Sim, devemos pensar mais em cocriação na educação, não no estudante como um consumidor, o professor como um prestador de serviços e nos pais como clientes. Não é uma perspectiva que ajuda muito. Devemos pensar mais em algo na linha “como os professores podem ajudar os alunos a descobrirem as suas paixões?” Ajudá-los a saber no que eles realmente se tornaram bons. E os professores devem conhecer seus estudantes, interessar-se por suas ideias, suas vidas. É daí que vem a boa educação. Professores e estudantes devem se ver mais como cocriadores. 

E isso está ligado ao pensamento criativo, como o senhor comentou.

Sim. Pensamento criativo não é requisito apenas no lado de quem aprende. Como um aluno, se você não ver seu professor ser criativo, ter uma mente aberta, você não se tornará um pensador criativo por si só. 

O Pisa mostrou que as salas de aula brasileiras estão abaixo da média da OCDE em pontos como bullying, indisciplina e solidão. Como mudar esse cenário? 

É uma questão interessante. O que quero dizer é que para ampliar o caminho, há uma questão sobre a qualidade da relação entre professores e estudantes. Não é apenas autoridade, tomar medidas disciplinares. São parte da equação. A grande questão é se os estudantes sentem que os professores realmente os entendem e os apoiam. Entusiasmam-se com o que fazem e se estarão lá quando os alunos precisarem. Onde há uma relação muito próxima entre aluno e professor, a disciplina é muito boa. Se olharmos para países onde isso é forte, os professores gastam boa parte do tempo fora da sala de aula, individualmente com estudantes, seus pais. Viram amigos, mentores. Respeito é um ingrediente muito importante.

Alguns pesquisadores brasileiros mostraram que a desigualdade entre escola pública e privada aumentou durante a pandemia. Como reverter esse processo?

Muitas escolas privadas fizeram muito melhor do que o setor público ao manter os serviços abertos. É uma grande lição para o sistema público brasileiro. A pandemia pode terminar logo, mas o futuro pode surpreender. E parece que as escolas públicas não foram suficientemente resilientes e capazes de se adaptar. Mas, de maneira geral, quando se desconta o contexto social, a vantagem da escola privada por ter mais alunos com melhores condições financeiras, na verdade a diferença de desempenho no Brasil não é tão grande. Mas concordo com você: nessa crise as escolas privadas foram mais ágeis, rápidas, desejosas de lidar com a pandemia.

E quais países o senhor consideraria como exemplos para o Brasil?

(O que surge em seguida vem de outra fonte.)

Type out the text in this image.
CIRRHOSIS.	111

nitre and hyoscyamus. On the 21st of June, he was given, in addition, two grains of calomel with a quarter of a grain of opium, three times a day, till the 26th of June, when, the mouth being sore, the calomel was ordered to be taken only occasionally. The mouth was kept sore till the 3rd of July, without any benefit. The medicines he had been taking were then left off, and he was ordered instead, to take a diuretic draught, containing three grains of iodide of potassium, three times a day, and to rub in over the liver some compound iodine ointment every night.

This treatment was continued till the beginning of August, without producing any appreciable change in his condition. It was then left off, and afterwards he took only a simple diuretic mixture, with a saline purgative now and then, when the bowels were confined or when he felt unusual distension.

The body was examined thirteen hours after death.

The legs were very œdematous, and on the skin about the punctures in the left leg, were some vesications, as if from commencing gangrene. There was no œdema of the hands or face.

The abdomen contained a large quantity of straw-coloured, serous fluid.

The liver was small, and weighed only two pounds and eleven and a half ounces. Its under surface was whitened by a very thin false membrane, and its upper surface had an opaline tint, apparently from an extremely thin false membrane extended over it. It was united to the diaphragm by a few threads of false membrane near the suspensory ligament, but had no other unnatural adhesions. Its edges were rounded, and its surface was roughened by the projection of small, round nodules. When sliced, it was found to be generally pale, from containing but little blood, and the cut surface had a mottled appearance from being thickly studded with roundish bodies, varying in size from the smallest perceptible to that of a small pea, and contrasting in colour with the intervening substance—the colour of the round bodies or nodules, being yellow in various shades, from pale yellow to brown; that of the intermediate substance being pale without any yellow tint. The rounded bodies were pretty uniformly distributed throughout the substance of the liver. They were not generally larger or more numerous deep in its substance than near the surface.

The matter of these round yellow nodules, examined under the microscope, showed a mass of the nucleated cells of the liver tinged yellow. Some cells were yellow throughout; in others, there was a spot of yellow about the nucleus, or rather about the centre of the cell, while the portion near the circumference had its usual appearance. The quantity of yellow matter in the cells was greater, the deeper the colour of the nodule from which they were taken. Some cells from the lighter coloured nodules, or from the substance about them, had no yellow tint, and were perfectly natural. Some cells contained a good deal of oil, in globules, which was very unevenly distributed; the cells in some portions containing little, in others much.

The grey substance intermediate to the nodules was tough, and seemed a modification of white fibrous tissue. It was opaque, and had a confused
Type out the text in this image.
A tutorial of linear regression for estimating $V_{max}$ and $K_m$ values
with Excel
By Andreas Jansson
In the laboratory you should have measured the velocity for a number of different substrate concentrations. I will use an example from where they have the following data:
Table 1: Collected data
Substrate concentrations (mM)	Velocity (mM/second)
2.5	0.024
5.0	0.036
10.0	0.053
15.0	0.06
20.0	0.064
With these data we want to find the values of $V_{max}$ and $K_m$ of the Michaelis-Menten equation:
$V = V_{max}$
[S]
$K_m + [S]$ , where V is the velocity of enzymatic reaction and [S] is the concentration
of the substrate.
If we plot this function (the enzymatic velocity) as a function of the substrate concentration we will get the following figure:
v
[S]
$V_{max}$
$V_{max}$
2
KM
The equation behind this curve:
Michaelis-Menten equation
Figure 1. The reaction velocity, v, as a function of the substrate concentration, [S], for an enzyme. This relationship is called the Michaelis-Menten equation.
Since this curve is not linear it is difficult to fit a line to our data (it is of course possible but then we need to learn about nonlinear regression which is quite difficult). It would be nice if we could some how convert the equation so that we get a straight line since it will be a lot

Que realizaram importantes mudanças em políticas educacionais e que agora podem ser notadas nos resultados do Pisa?

Se ficarmos nas Américas, países como Colômbia e Peru foram muito bem. Começaram em condições muito difíceis e conseguiram realmente mudar de direção. A Colômbia veio de uma guerra civil e construiu um bom sistema de escolas públicas. Se quisermos olhar mais longe, temos um país como o Vietnã, que mostrou ao Brasil que se pode ir do fim do espectro a uma posição muito robusta. Ele agora tem uma performance tão boa quanto os sistemas europeus. E apesar do fato de o país permanecer pobre. Depende do seu nível de ambição, do quão longe você gostaria de mirar. Mas gostaria de dizer uma coisa, pense em uma região como a da Amazônia: há 10 anos, quem olharia para ela como um bom exemplo de educação? Hoje, fizeram progressos sensacionais. O Estado do Ceará, relativamente um dos mais pobres… e o que ele conquistou em conectar escolas de alta e baixa performances e mover o sistema para a frente?

Então, creio que no Brasil às vezes se usa muito tempo para colocar novas ideias de cima para baixo no sistema, e muito pouco tempo para realmente encontrar as boas iniciativas, descobrir maneiras de escalá-las, espraiá-las, compartilhá-las Brasil afora.